We specify that the tangent direction of any point of the magnetic field line is the direction of the magnetic field (i.e., B) at that point, and that the number of magnetic field lines per unit area perpendicular to the B vector is equal to the magnitude of the B vector at that point. In other words, where the magnetic field is strong, the magnetic field line is denser, and where the magnetic field is weak, the magnetic field line is thinner.
The total number of lines of magnetic force passing through a surface is called the magnetic flux passing through the surface and is represented by Φ. The calculation of magnetic flux is shown in Figure 2. The area element is taken on the surface, and a θ Angle is formed between the direction of its normal line and the direction of B of the point. The magnetic flux of the element passing through the area is:
dφ=B×cosθ×ds (2)
So the total flux of S through the surface is
φ = # B×cosθ×ds (3)
When B is uniform and S is a plane and perpendicular to B, the magnetic flux through the S plane is:
φ = B×S (4)
This is a relationship that is often used in magnetic measurements.
Continuous flux theorem: When the S-plane is a closed surface, because the magnetic field line is a closed line, then the magnetic field line through the closed surface must be through the other parts of the closed surface, so the total magnetic flux through any closed surface must be equal to zero. To wit:
φ = # Bcosθds = 0 (5)
The unit of the magnetic flux is [Weber] in the SI system of units, [Maxwell] in the CGSM system of units, and the abbreviation [Mai] symbol is represented by Mx.
1Wb=108Mx (6)
3, magnetic field strength, permeability and ampere-loop law
Magnetic field strength is a physical quantity introduced to facilitate the analysis of the relationship between magnetic field and current, it is also a vector, expressed by H, its relationship with magnetic induction intensity is:
H = B/μ (7)
Where: μ is the permeability of the magnetic medium, determined by the nature of the magnetic medium
Agreed.
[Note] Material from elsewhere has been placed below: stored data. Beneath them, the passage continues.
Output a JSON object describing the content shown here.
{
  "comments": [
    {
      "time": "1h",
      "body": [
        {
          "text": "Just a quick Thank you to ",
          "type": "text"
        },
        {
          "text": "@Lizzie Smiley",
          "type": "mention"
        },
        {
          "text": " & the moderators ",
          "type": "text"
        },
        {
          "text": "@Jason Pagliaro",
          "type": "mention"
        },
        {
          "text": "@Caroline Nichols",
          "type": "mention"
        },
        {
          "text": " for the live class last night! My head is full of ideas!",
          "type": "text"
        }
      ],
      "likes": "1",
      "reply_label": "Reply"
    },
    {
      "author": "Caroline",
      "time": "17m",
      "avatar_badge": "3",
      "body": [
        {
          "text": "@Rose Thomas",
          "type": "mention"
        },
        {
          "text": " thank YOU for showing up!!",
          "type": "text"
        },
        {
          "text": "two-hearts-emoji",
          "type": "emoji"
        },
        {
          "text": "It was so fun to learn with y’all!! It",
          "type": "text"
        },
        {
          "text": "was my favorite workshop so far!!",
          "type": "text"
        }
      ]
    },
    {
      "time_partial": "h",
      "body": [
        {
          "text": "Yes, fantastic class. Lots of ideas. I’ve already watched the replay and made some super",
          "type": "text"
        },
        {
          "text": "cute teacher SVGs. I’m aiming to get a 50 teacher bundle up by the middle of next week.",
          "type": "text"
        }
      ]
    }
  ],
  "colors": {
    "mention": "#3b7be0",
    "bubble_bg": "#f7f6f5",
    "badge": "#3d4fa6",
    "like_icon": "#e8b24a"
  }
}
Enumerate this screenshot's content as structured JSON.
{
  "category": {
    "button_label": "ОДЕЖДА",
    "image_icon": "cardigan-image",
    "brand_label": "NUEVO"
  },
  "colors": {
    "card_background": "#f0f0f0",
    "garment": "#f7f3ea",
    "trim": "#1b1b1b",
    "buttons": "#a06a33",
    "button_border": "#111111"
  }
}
In SI units, the permeability of a vacuum is:
μ0 = 4π×10-7 Henry/m (8)
The unit of H is [ampere/meter], in the CGSM system of units, the permeability of a vacuum is 1, and the unit of H is [Oster], short for [Ao]. The units are represented by symbols: A is [ampere], Oe is [O], and H is [Henry].
1A/m = 4π×10-3 Oe (9)
Ampere's loop law: In a magnetic field, the H vector follows an arbitrarily closed curve
The line integral of sigma is equal to the algebraic sum of the currents enclosed in this closed curve. To wit:
# H×cosα×dl=∑I (10)
Where: α is the Angle between the tangent direction of the curve and the magnetic field direction of the point.
By using the Ampere-loop law, we can easily calculate the magnetic field generated by a current with a certain spatial symmetry. For example, calculate the magnetic field strength at the P point inside a uniformly tightly wound circular solenoid, as shown in Figure 4. Take the concentric circles of radius r through point P as the closed integral curve. Due to the symmetry relationship, the magnetic field strength at each point around the concentric circle is equal, and the direction of the magnetic field strength is along the tangent direction of the concentric circle, that is, α = 0, so:
# H×cosα×dl = H*2πr = NI (11)
So the magnetic field strength at point P: H = NI/ (2πr)
Where N is the number of winding turns. From this relationship, it can be seen that the strength of the magnetic field is determined only by the distribution of the current that generates the magnetic field, and has nothing to do with the properties of the magnetic medium.